Swank
- Swank, June 2004
- Categories: Pornographic magazine
- Frequency: 6/year
- Founded: 1941
- Company: Magna Publishing Group
- Country: United States
- Language: English
- Website: www.swankmag.com

= Swank (magazine) =

American pornographic magazine

Swank is an American pornographic magazine published bi-monthly by Magna Publishing Group. The first incarnation was launched by Victor Fox of Fox Comics in 1941 (and again in 1945) as a men's lifestyle and pin-up magazine in the style of Esquire. Around 1954–1955, it was relaunched by Martin Goodman, the founder of Marvel Comics, and ran spicy adventure or suspense fiction by the likes of Ian Fleming, Graham Greene, Norman Mailer and Arthur C. Clarke. Humorist Bruce Jay Friedman was an editor in the late 1950s.

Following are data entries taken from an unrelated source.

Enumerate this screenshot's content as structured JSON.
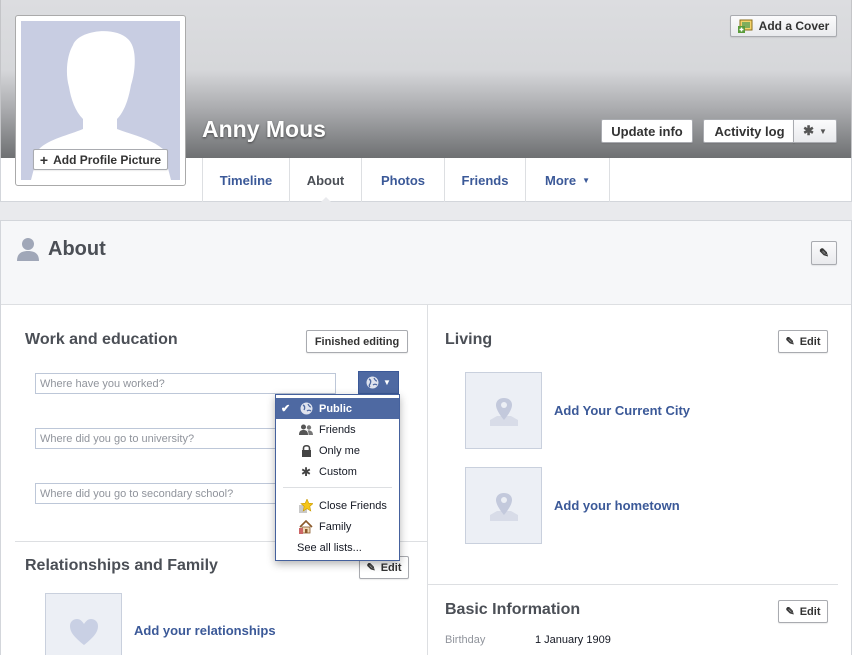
{
  "profile": {
    "name": "Anny Mous",
    "add_profile_picture": "Add Profile Picture"
  },
  "header_buttons": {
    "add_cover": "Add a Cover",
    "update_info": "Update info",
    "activity_log": "Activity log"
  },
  "tabs": [
    {
      "label": "Timeline"
    },
    {
      "label": "About"
    },
    {
      "label": "Photos"
    },
    {
      "label": "Friends"
    },
    {
      "label": "More"
    }
  ],
  "about": {
    "title": "About"
  },
  "work_education": {
    "title": "Work and education",
    "finished_editing": "Finished editing",
    "worked_placeholder": "Where have you worked?",
    "university_placeholder": "Where did you go to university?",
    "secondary_placeholder": "Where did you go to secondary school?"
  },
  "privacy_menu": {
    "items": [
      {
        "label": "Public",
        "icon": "globe-icon"
      },
      {
        "label": "Friends",
        "icon": "friends-icon"
      },
      {
        "label": "Only me",
        "icon": "lock-icon"
      },
      {
        "label": "Custom",
        "icon": "gear-icon"
      },
      {
        "label": "Close Friends",
        "icon": "star-icon"
      },
      {
        "label": "Family",
        "icon": "house-icon"
      }
    ],
    "see_all": "See all lists..."
  },
  "relationships": {
    "title": "Relationships and Family",
    "edit": "Edit",
    "add_link": "Add your relationships"
  },
  "living": {
    "title": "Living",
    "edit": "Edit",
    "current_city": "Add Your Current City",
    "hometown": "Add your hometown"
  },
  "basic_info": {
    "title": "Basic Information",
    "edit": "Edit",
    "birthday_label": "Birthday",
    "birthday_value": "1 January 1909"
  },
  "colors": {
    "link": "#3b5998",
    "menu_selected": "#4e69a2",
    "placeholder_bg": "#c8cde2"
  }
}
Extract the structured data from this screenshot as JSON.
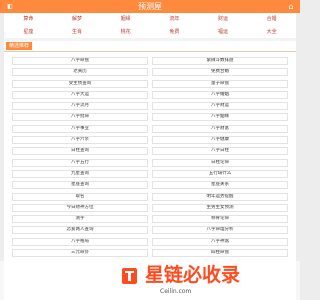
{
  "header": {
    "logo": "◧",
    "title": "预测屋",
    "home_icon": "⌂"
  },
  "nav": {
    "items": [
      {
        "label": "算命"
      },
      {
        "label": "解梦"
      },
      {
        "label": "姻缘"
      },
      {
        "label": "流年"
      },
      {
        "label": "财运"
      },
      {
        "label": "合婚"
      },
      {
        "label": "星座"
      },
      {
        "label": "生肖"
      },
      {
        "label": "桃花"
      },
      {
        "label": "免费"
      },
      {
        "label": "福运"
      },
      {
        "label": "大全"
      }
    ]
  },
  "section": {
    "title": "精选推荐"
  },
  "list": [
    {
      "label": "八字命盘"
    },
    {
      "label": "紫微斗数排盘"
    },
    {
      "label": "老黄历"
    },
    {
      "label": "免费合婚"
    },
    {
      "label": "受生债查询"
    },
    {
      "label": "量子命盘"
    },
    {
      "label": "八字大运"
    },
    {
      "label": "八字婚姻"
    },
    {
      "label": "八字流月"
    },
    {
      "label": "八字财运"
    },
    {
      "label": "八字批命"
    },
    {
      "label": "八字姻缘"
    },
    {
      "label": "八字事业"
    },
    {
      "label": "八字财富"
    },
    {
      "label": "八字六亲"
    },
    {
      "label": "八字健康"
    },
    {
      "label": "日柱查询"
    },
    {
      "label": "八字日柱"
    },
    {
      "label": "八字五行"
    },
    {
      "label": "日柱论命"
    },
    {
      "label": "九星查询"
    },
    {
      "label": "五行缺什么"
    },
    {
      "label": "星座查询"
    },
    {
      "label": "星座关系"
    },
    {
      "label": "取名"
    },
    {
      "label": "明年运势提醒"
    },
    {
      "label": "今日财神方位"
    },
    {
      "label": "生男生女预测"
    },
    {
      "label": "测字"
    },
    {
      "label": "称骨论命"
    },
    {
      "label": "恋爱两人查询"
    },
    {
      "label": "八字命理分析"
    },
    {
      "label": "八字格局"
    },
    {
      "label": "八字神煞"
    },
    {
      "label": "三元命卦"
    },
    {
      "label": "四柱命盘"
    }
  ],
  "footer": {
    "watermark": "星链必收录",
    "link": "Ceilin.com"
  }
}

Along with its sister title, Stag, the magazine was bought by the Magna Publishing Group in 1993. Following that acquisition, the format of Swank changed to include hardcore sex, such as the use of sex toys, lesbian sex, and sexual intercourse between men and women. There are also a series of DVDs and an official website produced under the Swank name. Magna Publishing Group was bought by 1-800-PHONESEX in 2015.

==History==
According to its current owner, Magna Publishing Group, Swank has been established for "well over 65 years". A men's lifestyle title called Swank was launched in the early 1940s, by Victor Fox. In a 2002 article for The New York Times, Matthew Flamm wrote of the magazine's genesis: "[Swank] can even draw a line to the same pulp publishing outfit – Martin Goodman's Magazine Management Company – that in 1939 started the comic book publisher that eventually became Marvel Comics, and that in the 1950s and 1960s employed future novelists like Mario Puzo and Bruce Jay Friedman as writers and editors." Beat poet John Fles also wrote for the magazine. In keeping with its connection to Magazine Management, in the early 1970s Swank ran a three-page comics section that was created by Vaughn Bodē, and continued by Bernie Wrightson and then Jeff Jones.

During its first two decades of operation, Swank had breaks in publication lasting up to several years. The original format was similar to that of the popular men's title Esquire. Magazine archivist Phil Stephensen-Payne gives the date of the first issue as August 1941 and suggests that, after perhaps seven issues, the publication folded and then relaunched in August 1945. Humphrey Bogart, Oscar Levant and Earl Wilson were among the guest contributors over this period.

A later incarnation celebrated its 20th birthday on the cover of the October 1977 issue. By that time, the content included music-related feature articles by journalist and author Michael Gross.

The Magna Publishing Group bought Swank, along with titles including Stag magazine, in 1993. The previous owner was Charles "Chip" Goodman, the son of Martin Goodman. At the time of the purchase, the company was known as Swank Publications and was part of the GCR Publishing Group, which also published non-pornographic magazines such as New Body and Victorian Accents.

In the 1958 Alfred Hitchcock film Vertigo, a copy of Swank magazine can be seen on the coffee table at James Stewart's character's apartment after he returns there with Kim Novak's character after rescuing her from San Francisco Bay (clearest at 44' 30").